Sur les dépens et l’article 700 du code de procédure civile
Les défenderesses à savoir l’entreprise de maçonnerie et son assureur AXA, parties succombantes, seront tenues in solidum aux dépens qui comprendront le coût du rapport d’expertise judiciaire, et, en équité seront condamnées in solidum au paiement de la somme de 5 000,00 euros et de la somme de 1 949,60 euros de frais d’expertise amiable, au titre de l’article 700 du code de procédure civile.

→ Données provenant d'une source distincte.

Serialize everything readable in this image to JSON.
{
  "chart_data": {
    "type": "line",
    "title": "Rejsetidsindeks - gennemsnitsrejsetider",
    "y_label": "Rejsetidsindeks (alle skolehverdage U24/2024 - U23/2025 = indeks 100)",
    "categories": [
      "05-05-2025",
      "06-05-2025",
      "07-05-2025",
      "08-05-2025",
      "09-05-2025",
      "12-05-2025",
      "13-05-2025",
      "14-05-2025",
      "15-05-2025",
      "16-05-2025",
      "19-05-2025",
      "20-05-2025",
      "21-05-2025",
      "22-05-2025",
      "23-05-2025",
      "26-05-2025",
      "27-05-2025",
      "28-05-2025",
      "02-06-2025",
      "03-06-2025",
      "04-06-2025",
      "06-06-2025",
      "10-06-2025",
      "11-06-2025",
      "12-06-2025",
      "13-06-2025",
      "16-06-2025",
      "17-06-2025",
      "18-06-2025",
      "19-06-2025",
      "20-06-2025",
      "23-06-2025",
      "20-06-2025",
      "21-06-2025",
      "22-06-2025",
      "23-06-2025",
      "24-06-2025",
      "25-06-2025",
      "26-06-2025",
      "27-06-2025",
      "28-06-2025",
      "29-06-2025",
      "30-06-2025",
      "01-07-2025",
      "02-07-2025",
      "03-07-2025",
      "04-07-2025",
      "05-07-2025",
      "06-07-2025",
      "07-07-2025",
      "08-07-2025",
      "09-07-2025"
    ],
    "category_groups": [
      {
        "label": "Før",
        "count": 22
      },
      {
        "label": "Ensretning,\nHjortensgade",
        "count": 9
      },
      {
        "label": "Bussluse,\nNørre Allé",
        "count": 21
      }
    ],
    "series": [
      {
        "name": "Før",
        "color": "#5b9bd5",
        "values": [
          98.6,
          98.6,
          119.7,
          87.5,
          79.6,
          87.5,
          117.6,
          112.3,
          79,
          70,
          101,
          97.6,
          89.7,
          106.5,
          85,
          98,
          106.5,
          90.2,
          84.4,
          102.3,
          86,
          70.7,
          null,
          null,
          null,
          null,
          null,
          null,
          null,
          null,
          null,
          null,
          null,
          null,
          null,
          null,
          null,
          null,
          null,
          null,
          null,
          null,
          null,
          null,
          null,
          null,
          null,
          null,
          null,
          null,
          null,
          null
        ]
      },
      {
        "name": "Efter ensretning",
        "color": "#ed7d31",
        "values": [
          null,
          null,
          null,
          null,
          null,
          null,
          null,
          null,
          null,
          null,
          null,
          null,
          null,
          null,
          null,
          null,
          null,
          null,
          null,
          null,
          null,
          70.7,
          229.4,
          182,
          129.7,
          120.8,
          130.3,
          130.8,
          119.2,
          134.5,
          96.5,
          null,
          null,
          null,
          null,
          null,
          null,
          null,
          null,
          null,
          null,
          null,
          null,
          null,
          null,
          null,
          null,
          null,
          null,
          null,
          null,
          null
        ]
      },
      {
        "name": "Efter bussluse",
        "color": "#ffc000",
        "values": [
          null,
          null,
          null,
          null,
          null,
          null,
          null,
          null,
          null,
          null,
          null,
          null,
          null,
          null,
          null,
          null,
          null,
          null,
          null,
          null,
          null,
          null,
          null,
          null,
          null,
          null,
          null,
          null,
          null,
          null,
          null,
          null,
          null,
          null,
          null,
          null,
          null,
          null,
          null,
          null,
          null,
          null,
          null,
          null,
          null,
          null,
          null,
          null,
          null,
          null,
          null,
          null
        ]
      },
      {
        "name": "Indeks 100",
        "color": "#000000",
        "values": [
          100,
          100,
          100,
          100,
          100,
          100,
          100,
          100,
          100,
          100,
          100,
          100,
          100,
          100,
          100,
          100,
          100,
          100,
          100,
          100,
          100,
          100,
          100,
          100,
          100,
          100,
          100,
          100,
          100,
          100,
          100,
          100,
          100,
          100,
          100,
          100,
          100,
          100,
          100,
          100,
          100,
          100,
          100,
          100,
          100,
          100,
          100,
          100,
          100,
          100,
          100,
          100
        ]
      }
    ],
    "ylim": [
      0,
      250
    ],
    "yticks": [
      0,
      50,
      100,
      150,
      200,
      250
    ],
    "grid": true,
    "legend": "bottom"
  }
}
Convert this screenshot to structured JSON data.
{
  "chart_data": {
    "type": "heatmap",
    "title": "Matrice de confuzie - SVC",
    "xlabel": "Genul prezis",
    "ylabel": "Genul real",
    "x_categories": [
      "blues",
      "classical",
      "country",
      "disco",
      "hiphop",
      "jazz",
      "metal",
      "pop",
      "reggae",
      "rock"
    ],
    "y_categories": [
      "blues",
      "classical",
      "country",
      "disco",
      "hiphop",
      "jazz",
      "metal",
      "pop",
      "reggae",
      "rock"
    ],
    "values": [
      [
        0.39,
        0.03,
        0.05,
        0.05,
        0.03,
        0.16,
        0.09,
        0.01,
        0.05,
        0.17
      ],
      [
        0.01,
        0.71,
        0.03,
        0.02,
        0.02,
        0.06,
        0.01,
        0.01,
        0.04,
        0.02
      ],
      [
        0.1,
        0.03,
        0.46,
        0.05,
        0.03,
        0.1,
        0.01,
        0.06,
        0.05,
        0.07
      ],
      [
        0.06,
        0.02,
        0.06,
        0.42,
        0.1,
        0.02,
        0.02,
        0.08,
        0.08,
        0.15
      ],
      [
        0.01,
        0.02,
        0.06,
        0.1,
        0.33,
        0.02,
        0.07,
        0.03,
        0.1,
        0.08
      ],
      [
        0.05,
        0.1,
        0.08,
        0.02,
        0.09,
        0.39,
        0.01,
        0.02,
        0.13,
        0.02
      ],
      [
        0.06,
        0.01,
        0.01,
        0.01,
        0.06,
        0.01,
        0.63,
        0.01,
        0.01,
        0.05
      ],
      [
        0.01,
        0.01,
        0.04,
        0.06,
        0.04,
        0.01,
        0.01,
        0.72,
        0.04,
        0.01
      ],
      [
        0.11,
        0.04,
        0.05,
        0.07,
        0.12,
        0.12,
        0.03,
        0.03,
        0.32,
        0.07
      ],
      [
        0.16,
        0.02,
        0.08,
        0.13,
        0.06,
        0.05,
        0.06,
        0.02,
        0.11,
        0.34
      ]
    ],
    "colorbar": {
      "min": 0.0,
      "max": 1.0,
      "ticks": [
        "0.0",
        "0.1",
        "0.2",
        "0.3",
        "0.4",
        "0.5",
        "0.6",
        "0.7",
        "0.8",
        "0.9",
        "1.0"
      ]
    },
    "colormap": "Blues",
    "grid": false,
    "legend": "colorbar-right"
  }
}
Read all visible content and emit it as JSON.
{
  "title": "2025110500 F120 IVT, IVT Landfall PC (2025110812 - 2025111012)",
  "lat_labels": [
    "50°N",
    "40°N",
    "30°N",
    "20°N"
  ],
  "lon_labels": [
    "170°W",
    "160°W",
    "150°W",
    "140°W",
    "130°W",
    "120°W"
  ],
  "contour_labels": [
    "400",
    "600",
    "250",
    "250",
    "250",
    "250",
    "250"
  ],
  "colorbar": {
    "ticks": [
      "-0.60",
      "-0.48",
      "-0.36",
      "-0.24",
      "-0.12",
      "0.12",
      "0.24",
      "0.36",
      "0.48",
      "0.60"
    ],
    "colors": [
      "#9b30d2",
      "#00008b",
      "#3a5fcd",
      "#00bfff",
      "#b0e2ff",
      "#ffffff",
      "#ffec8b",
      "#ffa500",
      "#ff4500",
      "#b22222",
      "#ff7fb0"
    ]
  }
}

Toute autre demande de paiement sur le fondement de l’article 700 du code de procédure civile sera rejetée.
PAR CES MOTIFS
Le Tribunal, statuant publiquement par mise à disposition au greffe par jugement contradictoire et en premier ressort,
DEBOUTE de toutes demandes de condamnation et de garantie présentée à l’encontre de la société SARL GARREAU ET FILS et son assureur SA AVIVA ASSURANCES ;
CONDAMNE la SARL CSP MACONNERIE RENOVATION à payer à Madame [L] [Z] :
— la somme de somme totale de 33 511,00 euros HT augmentée de la TVA en vigueur au jour du jugement et avec indexation sur l’indice BT01 du coût de la construction à compter du dépôt du rapport d’expertise jusqu’au jugement,
— la somme de 3 510, 48 euros au titre des frais de déménagement,
— la somme de 6 000,00 euros au titre des frais de relogement,
— la somme de 4 500,00 euros au titre du préjudice de jouissance ;
CONDAMNE la SA AXA FRANCE IARD à garantir son assurée la société SARL CSP MACONNERIE ;
DEBOUTE Madame [L] [Z] de sa demande de dommages et intérêts au titre d’un préjudice moral ;
JUGE que les franchises de l’assureur AXA FRANCE IARD s’appliqueront sur les garanties non obligatoires ;
DEBOUTE les parties du surplus de leurs demandes ;
CONDAMNE in solidum la SARL CSP MACONNERIE RENOVATION et son assureur AXA FRANCE IARD à payer à Madame [L] [Z] une indemnité de 5 000,00 euros et une somme de 1 949,60 euros de frais d’expertise amiable en vertu des dispositions de l’article 700 du code de procédure civile ;
DEBOUTE les parties de toutes autres demandes au titre de l’article 700 du code de procédure civile ;
CONDAMNE in solidum la SARLU CSP MACONNERIE RENOVATION et la SA AXA FRANCE IARD aux dépens qui comprendront le coût de l’expertise judiciaire.